Having given up her legal career to become a full-time stay-at-home mother of two, Terri (Taraji P. Henson) now spends her days wearing bibs and changing diapers.  It doesn't help that her husband Jeffery (Henry Simmons) isn't showing her too much love these days.  It also doesn't help that Jeffery is leaving Terri at home tonight to take his father on a golf trip for his birthday.  Recognizing a friend in desperate need of some adult time, Terri's best friend Meg (Leslie Bibb) agrees to come over for a girls' night in.  When she arrives at Terri’s home at 17 Creston Lane, Meg is surprised to find that her good friend already has some adult company on this stormy night, that of escaped convict Colin Evans.  The malignant narcissist Evans claims to have been stranded on the side of the road in an accident.  Little do either of these two women realize the grave danger they are currently facing.

No good deed goes unpunished.  No act of charity goes unresented.  No good deed goes unpunished.  That's Sam Miller's new creed.  His road of good intentions led where such roads always lead.  No good deed goes unpunished.  While the film features halfway decent performances from its stars Idris Elba and Taraji P. Henson, Miller offers us a stale premise that prevents No Good Deed from ever getting off the ground.  In this day in age with all the violence and malice in the world, is it believable that any mother would let a stranger into her home on a stormy night because he needs to make a phone call?  This is the digital age, and everyone has a smartphone.  Really, this premise is anything but plausible.  In fact, it's the reason Miller's movie is just one more cinematic disaster I can add to my generous supply.

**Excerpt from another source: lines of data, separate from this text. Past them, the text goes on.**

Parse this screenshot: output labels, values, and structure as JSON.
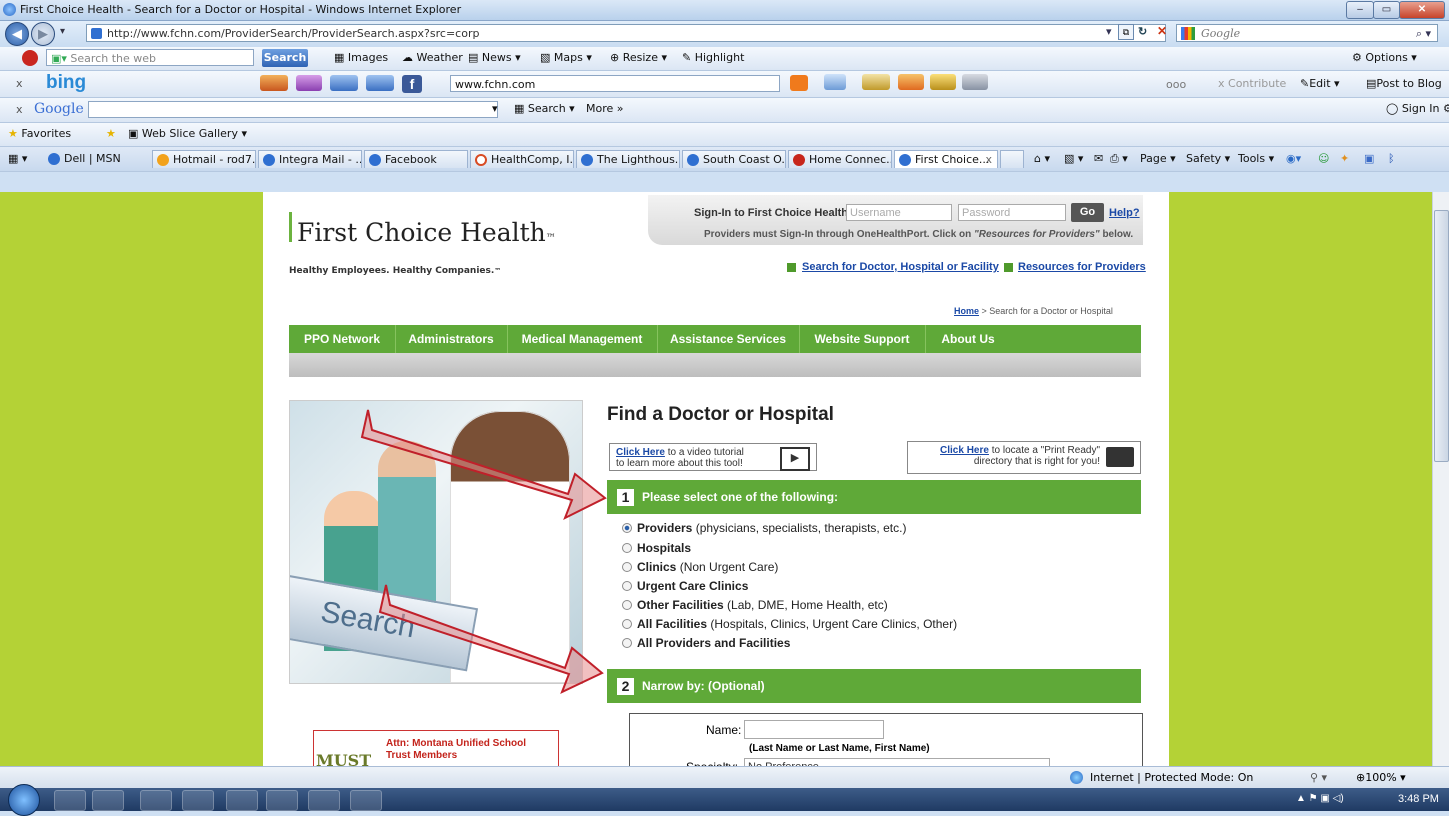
{
  "window": {
    "title": "First Choice Health - Search for a Doctor or Hospital - Windows Internet Explorer"
  },
  "address": {
    "url": "http://www.fchn.com/ProviderSearch/ProviderSearch.aspx?src=corp",
    "search_placeholder": "Google"
  },
  "ask_toolbar": {
    "search_placeholder": "Search the web",
    "search_button": "Search",
    "items": [
      "Images",
      "Weather",
      "News",
      "Maps",
      "Resize",
      "Highlight"
    ],
    "options": "Options"
  },
  "bing_toolbar": {
    "brand": "bing",
    "field_value": "www.fchn.com",
    "dots": "ooo",
    "contribute": "Contribute",
    "edit": "Edit",
    "post": "Post to Blog"
  },
  "google_toolbar": {
    "brand": "Google",
    "search": "Search",
    "more": "More »",
    "signin": "Sign In"
  },
  "favorites_bar": {
    "favorites": "Favorites",
    "web_slice": "Web Slice Gallery"
  },
  "tabs": [
    {
      "label": "Dell | MSN",
      "color": "#2f6fd1"
    },
    {
      "label": "Hotmail - rod7...",
      "color": "#f2a21b"
    },
    {
      "label": "Integra Mail - ...",
      "color": "#2f6fd1"
    },
    {
      "label": "Facebook",
      "color": "#2f6fd1"
    },
    {
      "label": "HealthComp, I...",
      "color": "#d84b24"
    },
    {
      "label": "The Lighthous...",
      "color": "#2f6fd1"
    },
    {
      "label": "South Coast O...",
      "color": "#2f6fd1"
    },
    {
      "label": "Home Connec...",
      "color": "#c7261b"
    },
    {
      "label": "First Choice...",
      "color": "#2f6fd1"
    }
  ],
  "command_bar": {
    "page": "Page",
    "safety": "Safety",
    "tools": "Tools"
  },
  "site": {
    "login_label": "Sign-In to First Choice Health:",
    "username_placeholder": "Username",
    "password_placeholder": "Password",
    "go": "Go",
    "help": "Help?",
    "login_note_prefix": "Providers must Sign-In through OneHealthPort. Click on ",
    "login_note_em": "\"Resources for Providers\"",
    "login_note_suffix": " below.",
    "logo": "First Choice Health",
    "logo_tm": "™",
    "tagline": "Healthy Employees. Healthy Companies.",
    "tagline_tm": "™",
    "link_search": "Search for Doctor, Hospital or Facility",
    "link_resources": "Resources for Providers",
    "breadcrumb_home": "Home",
    "breadcrumb_rest": " > Search for a Doctor or Hospital",
    "nav": [
      "PPO Network",
      "Administrators",
      "Medical Management",
      "Assistance Services",
      "Website Support",
      "About Us"
    ],
    "photo_text": "Search",
    "find_title": "Find a Doctor or Hospital",
    "video_link": "Click Here",
    "video_rest": " to a video tutorial",
    "video_line2": "to learn more about this tool!",
    "print_link": "Click Here",
    "print_rest": " to locate a \"Print Ready\"",
    "print_line2": "directory that is right for you!",
    "section1_num": "1",
    "section1_title": "Please select one of the following:",
    "options": [
      {
        "bold": "Providers",
        "rest": " (physicians, specialists, therapists, etc.)",
        "selected": true
      },
      {
        "bold": "Hospitals",
        "rest": "",
        "selected": false
      },
      {
        "bold": "Clinics",
        "rest": " (Non Urgent Care)",
        "selected": false
      },
      {
        "bold": "Urgent Care Clinics",
        "rest": "",
        "selected": false
      },
      {
        "bold": "Other Facilities",
        "rest": " (Lab, DME, Home Health, etc)",
        "selected": false
      },
      {
        "bold": "All Facilities",
        "rest": " (Hospitals, Clinics, Urgent Care Clinics, Other)",
        "selected": false
      },
      {
        "bold": "All Providers and Facilities",
        "rest": "",
        "selected": false
      }
    ],
    "section2_num": "2",
    "section2_title": "Narrow by: (Optional)",
    "name_label": "Name:",
    "name_hint": "(Last Name or Last Name, First Name)",
    "specialty_label": "Specialty:",
    "specialty_value": "No Preference",
    "attn_line1": "Attn:  Montana Unified School",
    "attn_line2": "Trust Members",
    "attn_logo": "MUST"
  },
  "status": {
    "zone": "Internet | Protected Mode: On",
    "zoom": "100%"
  },
  "taskbar": {
    "clock": "3:48 PM"
  }
}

What really irks me about No Good Deed is that the 84 minute story drags time and time again.  The narrative is chock full of clumsy trappings.  For instance, there are countless times in the film when Henson's character Terri accosts Elba's character Colin with blunt and sharp objects alike.  Fighting back is expected and encouraged in a film like this.  That being said, her character repeatedly strikes Colin and then gives her nemesis sufficient time to recover and terrorize her yet again, thus creating a pointless game of cat and mouse.  When Colin fools Terri once by getting back up, shame on him.  When he fools her twice, shame on Sam Miller and his screenwriter Aimée Lagos.

With a killer who just won't stay down no matter what's thrown his way and some creepy music to accompany him, No Good Deed tries to channel the best of the slasher flicks of the 80’s and 90’s.  The film fails miserably in this respect.  Simultaneously disappointed and perturbed, I have to give Sam Miller's thriller a 0.09% rating.  Have a few glasses of Scotch with this one.